Soru: Peki İstiklal mücadelesinde kadının rolü nedir?

"Çok büyük. Aslında asker dediğimizde er olarak erkek kökünden geliyor. Fakat o erkeklerin hepsinin ne olursa olsun bir annesi var. Ne olursa olsun kardeşi var, eşi var, sevdiği var, evladı var. Cepheye giden her erkeğin arkasında bir kadın vardı. Ve şunu da unutmayalım. Türk kadını erkeklerinin yanında ve arkasında durdu.  "

"Türk kadınları iyi ki varlar"

"Bir Yunan komutana bir İngiliz gazeteci sorar. Biz neden kaybettik? Biz İzmir işgal ettiğimizde adamlar kağnılarıyla mühimmat taşıyorlardı dağlardan tepelerden. Bizim kamyonlarımız vardı. Neden der. Adamların yiyecek, içecek ve mühimmatları sıkıntılıydı azdı. Biz gemiler dolusu mühimmat ve kavurmalarla inmiştik. Adamların çarıkları hala müzelerde duruyor. Bizim ayaklarımızda postallar ve çizmeler vardı. Neden kaybettik? Der.

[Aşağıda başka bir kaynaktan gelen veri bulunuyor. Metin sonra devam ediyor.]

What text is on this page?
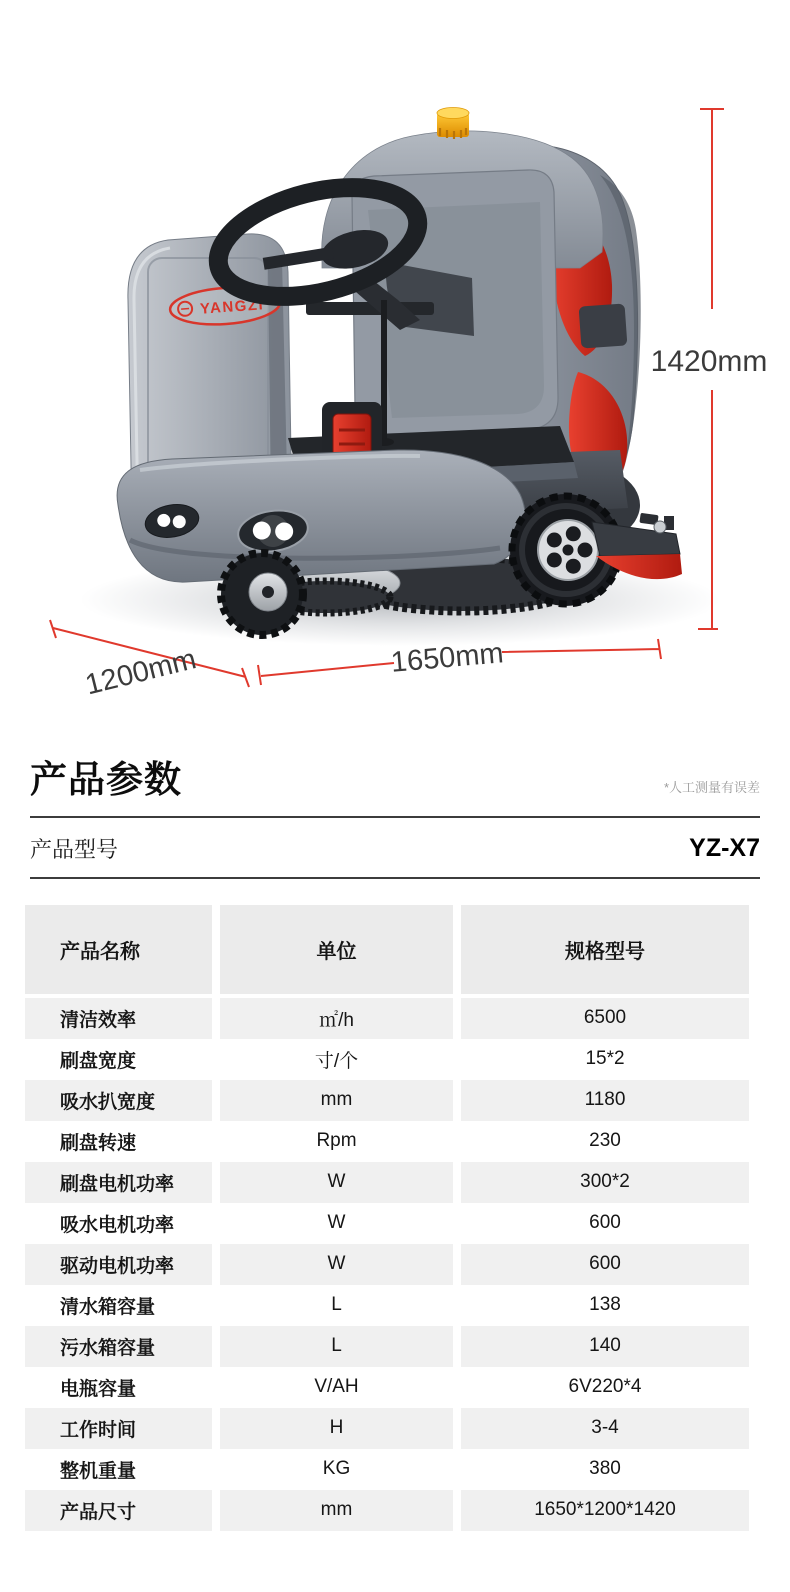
YANGZI
1420mm
1650mm
1200mm
产品参数	*人工测量有误差
产品型号	YZ-X7
产品名称	单位	规格型号
清洁效率	㎡/h	6500
刷盘宽度	寸/个	15*2
吸水扒宽度	mm	1180
刷盘转速	Rpm	230
刷盘电机功率	W	300*2
吸水电机功率	W	600
驱动电机功率	W	600
清水箱容量	L	138
污水箱容量	L	140
电瓶容量	V/AH	6V220*4
工作时间	H	3-4
整机重量	KG	380
产品尺寸	mm	1650*1200*1420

Yunan komutanın şöyle bir cevabı var: Biz Türklerin yeşermekte olan bütün çiçeklerini kopardık. Bir şeyi düşünemedik der ve ben orada kalıyorum nasıl acaba diye. Çünkü cümlenin sonunu okumadan önce bir düşündüm. Biz Türk kadınlarını hesap edemedik der. Çünkü onlar Türk erkeklerinin yanında ve arkasında oldu. İşte eğer biz onları hesap etseydik plan değişecekti. Türk kadınları iyi ki varlar. Milli mücadeleyi, Türk kadınlarının azmi, cesareti, zekasıyla, erkekleriyle, yan yana duruşuyla kazandılar. O yüzden iyi ki varlar, iyi ki varız

"O kadınları unutturmak istemiyorum. Onun için çabalıyorum"

Bektaş son olarak o kadınlardan birinin hikayesini anlattı. 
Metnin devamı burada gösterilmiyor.